Als er die WE-Meldung am 1. Januar gesehen habe, sagt er, habe er gleich gedacht: Das ist "politisch bemerkenswert". Es habe ihn "nachdenklich gemacht", dass in der Meldung von Straftaten von Nordafrikanern die Rede gewesen sei. Das könne ein Thema werden, das es bis in den Innenausschuss schafft, will er noch gedacht haben. Womit Düren Recht behalten sollte. Aber warum hat er dann nicht schon am 1. Januar etwas unternommen, zum Beispiel mit dem Minister gesprochen? Düren sagt, zu diesem Zeitpunkt sei es nicht absehbar gewesen, dass man es auch mit einem fehlgeleiteten Polizeieinsatz zu tun habe. Später ergänzt er noch, er habe schon am 1. Januar erkannt, dass die Meldung in der Presse thematisiert werden könnte. Sie habe "Verhetzungspotenzial".
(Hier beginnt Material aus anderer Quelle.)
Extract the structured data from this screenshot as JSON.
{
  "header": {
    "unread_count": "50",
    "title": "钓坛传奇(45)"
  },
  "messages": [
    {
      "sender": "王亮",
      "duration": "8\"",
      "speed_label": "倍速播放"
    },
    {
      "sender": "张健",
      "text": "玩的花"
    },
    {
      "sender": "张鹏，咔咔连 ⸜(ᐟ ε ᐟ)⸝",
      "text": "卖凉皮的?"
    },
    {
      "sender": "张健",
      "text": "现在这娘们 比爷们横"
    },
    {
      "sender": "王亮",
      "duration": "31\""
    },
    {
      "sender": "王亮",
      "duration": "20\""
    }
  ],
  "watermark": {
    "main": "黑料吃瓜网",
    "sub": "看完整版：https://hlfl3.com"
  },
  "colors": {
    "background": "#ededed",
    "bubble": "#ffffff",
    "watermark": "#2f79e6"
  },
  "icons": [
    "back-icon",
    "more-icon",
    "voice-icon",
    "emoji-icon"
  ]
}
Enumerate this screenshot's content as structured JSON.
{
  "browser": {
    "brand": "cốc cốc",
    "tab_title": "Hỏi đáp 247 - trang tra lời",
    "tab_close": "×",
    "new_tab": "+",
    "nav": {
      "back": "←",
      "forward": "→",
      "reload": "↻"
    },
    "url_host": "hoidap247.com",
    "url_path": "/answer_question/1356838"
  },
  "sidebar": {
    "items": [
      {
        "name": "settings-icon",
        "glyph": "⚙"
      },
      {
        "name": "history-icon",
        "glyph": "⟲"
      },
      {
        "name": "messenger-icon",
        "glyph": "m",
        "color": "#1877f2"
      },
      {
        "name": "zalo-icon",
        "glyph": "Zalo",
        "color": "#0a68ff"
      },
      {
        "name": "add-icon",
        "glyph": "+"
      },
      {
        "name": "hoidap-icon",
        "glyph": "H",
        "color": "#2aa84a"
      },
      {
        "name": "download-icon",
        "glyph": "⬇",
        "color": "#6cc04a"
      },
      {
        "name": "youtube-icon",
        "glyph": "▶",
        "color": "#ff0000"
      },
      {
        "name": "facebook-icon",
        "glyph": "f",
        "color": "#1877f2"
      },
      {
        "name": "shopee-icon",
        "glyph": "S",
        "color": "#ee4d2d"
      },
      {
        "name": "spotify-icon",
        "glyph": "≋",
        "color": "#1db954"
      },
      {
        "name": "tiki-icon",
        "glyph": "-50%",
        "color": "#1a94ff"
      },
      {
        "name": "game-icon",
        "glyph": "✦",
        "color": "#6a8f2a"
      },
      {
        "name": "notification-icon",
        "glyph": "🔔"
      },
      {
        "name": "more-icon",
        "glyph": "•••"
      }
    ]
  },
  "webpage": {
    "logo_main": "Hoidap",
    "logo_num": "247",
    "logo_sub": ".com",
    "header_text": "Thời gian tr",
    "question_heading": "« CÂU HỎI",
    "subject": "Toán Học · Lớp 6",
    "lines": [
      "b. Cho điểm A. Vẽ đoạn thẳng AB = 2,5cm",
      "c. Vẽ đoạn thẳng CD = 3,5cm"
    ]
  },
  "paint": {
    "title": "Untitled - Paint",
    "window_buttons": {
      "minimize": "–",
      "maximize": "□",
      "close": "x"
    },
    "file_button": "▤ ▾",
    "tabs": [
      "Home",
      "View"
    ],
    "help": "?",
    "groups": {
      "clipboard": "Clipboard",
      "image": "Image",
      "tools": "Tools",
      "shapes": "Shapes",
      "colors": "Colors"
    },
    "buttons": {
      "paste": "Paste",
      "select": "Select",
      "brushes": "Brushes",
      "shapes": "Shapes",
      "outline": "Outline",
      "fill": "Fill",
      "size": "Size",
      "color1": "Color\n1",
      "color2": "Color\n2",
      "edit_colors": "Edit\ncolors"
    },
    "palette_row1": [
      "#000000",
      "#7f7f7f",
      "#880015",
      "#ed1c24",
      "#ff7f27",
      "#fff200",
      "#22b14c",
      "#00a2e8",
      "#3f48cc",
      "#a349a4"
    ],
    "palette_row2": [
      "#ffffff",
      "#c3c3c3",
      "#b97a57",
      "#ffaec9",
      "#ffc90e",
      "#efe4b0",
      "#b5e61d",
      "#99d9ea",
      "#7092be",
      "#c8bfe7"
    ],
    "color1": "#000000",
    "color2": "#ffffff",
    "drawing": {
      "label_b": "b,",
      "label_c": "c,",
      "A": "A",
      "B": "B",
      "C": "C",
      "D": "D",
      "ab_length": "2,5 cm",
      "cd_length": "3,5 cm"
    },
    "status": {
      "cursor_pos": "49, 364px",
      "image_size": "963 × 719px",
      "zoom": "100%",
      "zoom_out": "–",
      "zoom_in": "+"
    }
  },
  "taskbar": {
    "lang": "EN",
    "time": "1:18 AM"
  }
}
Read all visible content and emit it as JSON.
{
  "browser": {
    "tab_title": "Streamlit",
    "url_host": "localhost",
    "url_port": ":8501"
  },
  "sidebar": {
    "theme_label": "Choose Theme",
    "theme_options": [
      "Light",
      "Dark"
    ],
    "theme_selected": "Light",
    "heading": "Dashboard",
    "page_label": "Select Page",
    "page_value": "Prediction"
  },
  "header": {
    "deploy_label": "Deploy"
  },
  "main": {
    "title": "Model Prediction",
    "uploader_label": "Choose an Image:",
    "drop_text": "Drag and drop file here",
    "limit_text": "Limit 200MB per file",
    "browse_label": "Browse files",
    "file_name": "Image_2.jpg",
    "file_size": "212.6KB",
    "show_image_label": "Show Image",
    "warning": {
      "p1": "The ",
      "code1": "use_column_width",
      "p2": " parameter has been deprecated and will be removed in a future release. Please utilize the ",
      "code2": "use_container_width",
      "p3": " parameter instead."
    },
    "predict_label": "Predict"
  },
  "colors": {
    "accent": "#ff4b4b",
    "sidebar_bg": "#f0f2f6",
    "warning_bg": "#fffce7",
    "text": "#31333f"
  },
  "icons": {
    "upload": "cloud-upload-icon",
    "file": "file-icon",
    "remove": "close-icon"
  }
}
Was bedeutet das? Hat der Ministerialdirigent das Thema aus Sorge, es könne politisch ausgeschlachtet werden, nicht weiter verfolgt? Jäger versucht noch im Ausschuss und später vor den Kameras, seinen Abteilungsleiter in Schutz zu nehmen. Die Brisanz der Taten sei auch für Düren nicht erkenntlich gewesen, wiederholt der Minister mehrmals. Der Grüne Matthi Bolte sagt, bei so sensiblen Themen sei es verständlich, zuerst eine seriöse Einschätzung der Lage abzuwarten, bevor man großangelegte Öffentlichkeitsarbeit betreibe. Die Opposition jedoch hat schon längst ihr Urteil über Düren gefällt.

"Es wäre Ihre verdammte Pflicht gewesen"

"Das ist eine brisante Aussage", meint Marc Lürbke von der FDP. Düren habe viel zu spät "die Maschinerie angeworfen". Der CDU-Abgeordnete Gregor Golland sagt, es wäre Dürens "verdammte Pflicht gewesen, das dem Minister zu melden". Stattdessen reagierte Jägers oberster Polizist offenbar nicht, bis sich am Wochenende nach Silvester die Medien-Berichte über das wahre Ausmaß der Vorgänge häuften. Erst am 4. Januar tauchte die Kölner Silvesternacht im Lagebild des Landesamtes für Zentrale Polizeiliche Dienste (LZPD) auf. Am selben Tag äußerte sich erstmals der Innenminister persönlich. Klar ist: Die Opposition hat nun allen Grund, weiter bohrende Fragen zu stellen. Und Abteilungsleiter Düren ist dabei in den Mittelpunkt gerückt.